Valve attempted to argue the ACL did not apply because:

  1. Valve did not engage in conduct in Australia, or carry on business in Australia - the Court did not accept this in circumstances where Valve maintained servers worth $1.2m in Australia, had approximately 2.2m Australian subscribers and incurred tens of thousands of dollars in Australian expenses every month. Further, the making of the misleading and deceptive representations about ‘no refunds’ to Australia consumers constituted conduct in Australia;
  2. the contract between Valve and the end user expressly stated the laws of Washington state applied – however the Court found this did not prevent the application of the ACL;
  3. it did not “supply goods” within the meaning of the ACL, but only a “service” via a licence agreement – the Court noted that the definition of “goods” under the ACL specifically includes computer software and, while Valve did provide some “services”, the provision of software was at the heart of its business.

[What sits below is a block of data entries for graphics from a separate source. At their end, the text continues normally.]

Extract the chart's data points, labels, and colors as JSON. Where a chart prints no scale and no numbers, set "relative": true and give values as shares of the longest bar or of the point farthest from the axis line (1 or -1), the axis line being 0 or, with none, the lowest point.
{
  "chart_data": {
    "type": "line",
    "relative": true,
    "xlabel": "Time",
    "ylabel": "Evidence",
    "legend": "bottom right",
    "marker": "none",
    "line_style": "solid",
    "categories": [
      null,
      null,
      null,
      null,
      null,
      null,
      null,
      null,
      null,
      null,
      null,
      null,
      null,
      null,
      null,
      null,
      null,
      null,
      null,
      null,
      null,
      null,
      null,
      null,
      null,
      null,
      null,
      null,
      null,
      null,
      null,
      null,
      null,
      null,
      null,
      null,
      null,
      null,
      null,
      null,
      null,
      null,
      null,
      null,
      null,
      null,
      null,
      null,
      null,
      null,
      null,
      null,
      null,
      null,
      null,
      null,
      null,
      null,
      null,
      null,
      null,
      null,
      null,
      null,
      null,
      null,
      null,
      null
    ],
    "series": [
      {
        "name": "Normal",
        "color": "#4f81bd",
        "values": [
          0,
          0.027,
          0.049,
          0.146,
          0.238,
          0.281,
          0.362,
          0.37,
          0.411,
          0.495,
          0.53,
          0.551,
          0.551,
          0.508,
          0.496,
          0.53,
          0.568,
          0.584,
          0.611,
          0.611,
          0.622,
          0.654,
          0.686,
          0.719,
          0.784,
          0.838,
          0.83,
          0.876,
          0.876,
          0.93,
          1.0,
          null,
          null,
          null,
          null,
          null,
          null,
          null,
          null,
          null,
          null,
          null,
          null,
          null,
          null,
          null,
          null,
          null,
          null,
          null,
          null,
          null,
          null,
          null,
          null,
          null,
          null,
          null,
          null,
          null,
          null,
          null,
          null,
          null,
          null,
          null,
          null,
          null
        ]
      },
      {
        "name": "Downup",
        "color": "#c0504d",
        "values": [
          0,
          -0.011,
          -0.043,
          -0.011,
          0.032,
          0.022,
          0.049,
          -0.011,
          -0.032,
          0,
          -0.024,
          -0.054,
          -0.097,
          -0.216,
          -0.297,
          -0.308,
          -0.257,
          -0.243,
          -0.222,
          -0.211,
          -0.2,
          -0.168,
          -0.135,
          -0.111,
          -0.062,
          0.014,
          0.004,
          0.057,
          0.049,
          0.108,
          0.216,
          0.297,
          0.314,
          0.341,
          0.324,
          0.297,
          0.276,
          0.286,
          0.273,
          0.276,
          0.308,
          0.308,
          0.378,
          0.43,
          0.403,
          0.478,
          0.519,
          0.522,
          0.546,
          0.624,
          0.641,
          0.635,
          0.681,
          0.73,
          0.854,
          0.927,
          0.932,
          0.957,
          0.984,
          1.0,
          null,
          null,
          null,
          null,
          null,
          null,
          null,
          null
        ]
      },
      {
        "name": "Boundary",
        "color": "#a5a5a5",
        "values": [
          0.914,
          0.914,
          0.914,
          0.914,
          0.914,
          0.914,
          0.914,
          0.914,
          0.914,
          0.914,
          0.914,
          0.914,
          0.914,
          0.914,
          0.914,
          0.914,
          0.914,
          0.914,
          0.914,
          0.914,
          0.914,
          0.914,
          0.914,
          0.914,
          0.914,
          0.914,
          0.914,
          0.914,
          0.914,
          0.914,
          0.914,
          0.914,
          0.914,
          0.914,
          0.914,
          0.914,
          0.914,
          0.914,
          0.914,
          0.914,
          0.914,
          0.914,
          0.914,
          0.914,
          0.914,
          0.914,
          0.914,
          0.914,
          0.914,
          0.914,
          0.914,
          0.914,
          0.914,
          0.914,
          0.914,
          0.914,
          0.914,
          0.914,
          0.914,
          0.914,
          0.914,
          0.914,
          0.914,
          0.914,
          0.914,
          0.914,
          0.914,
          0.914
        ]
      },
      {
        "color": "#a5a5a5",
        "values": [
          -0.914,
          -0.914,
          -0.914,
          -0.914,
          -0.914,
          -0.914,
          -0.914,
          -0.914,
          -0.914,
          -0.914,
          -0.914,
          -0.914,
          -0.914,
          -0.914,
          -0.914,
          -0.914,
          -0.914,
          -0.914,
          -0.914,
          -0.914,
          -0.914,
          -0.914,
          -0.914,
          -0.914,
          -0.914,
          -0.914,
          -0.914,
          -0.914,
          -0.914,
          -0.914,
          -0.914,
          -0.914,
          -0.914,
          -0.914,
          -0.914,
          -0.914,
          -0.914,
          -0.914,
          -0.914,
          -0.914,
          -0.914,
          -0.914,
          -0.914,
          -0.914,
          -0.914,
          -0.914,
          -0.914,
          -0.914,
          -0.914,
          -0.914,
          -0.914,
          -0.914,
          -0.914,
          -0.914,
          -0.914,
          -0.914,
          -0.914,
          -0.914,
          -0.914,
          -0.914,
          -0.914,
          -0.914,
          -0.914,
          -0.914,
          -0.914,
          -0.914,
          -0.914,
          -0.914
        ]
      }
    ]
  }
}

The decision confirms that Australian consumers can enforce their rights under the consumer guarantees in the ACL against foreign companies who provide goods such as software. This is the case despite any statements or agreement that the ACL does not apply.

The contents of this blog post are considered accurate as at the date of publication. However the applicable laws may be subject to change, thereby affecting the accuracy of the article. The information contained in this blog post is of a general nature only and is not specific to anyone’s personal circumstances. Please seek legal advice before acting on any of the information contained in this post.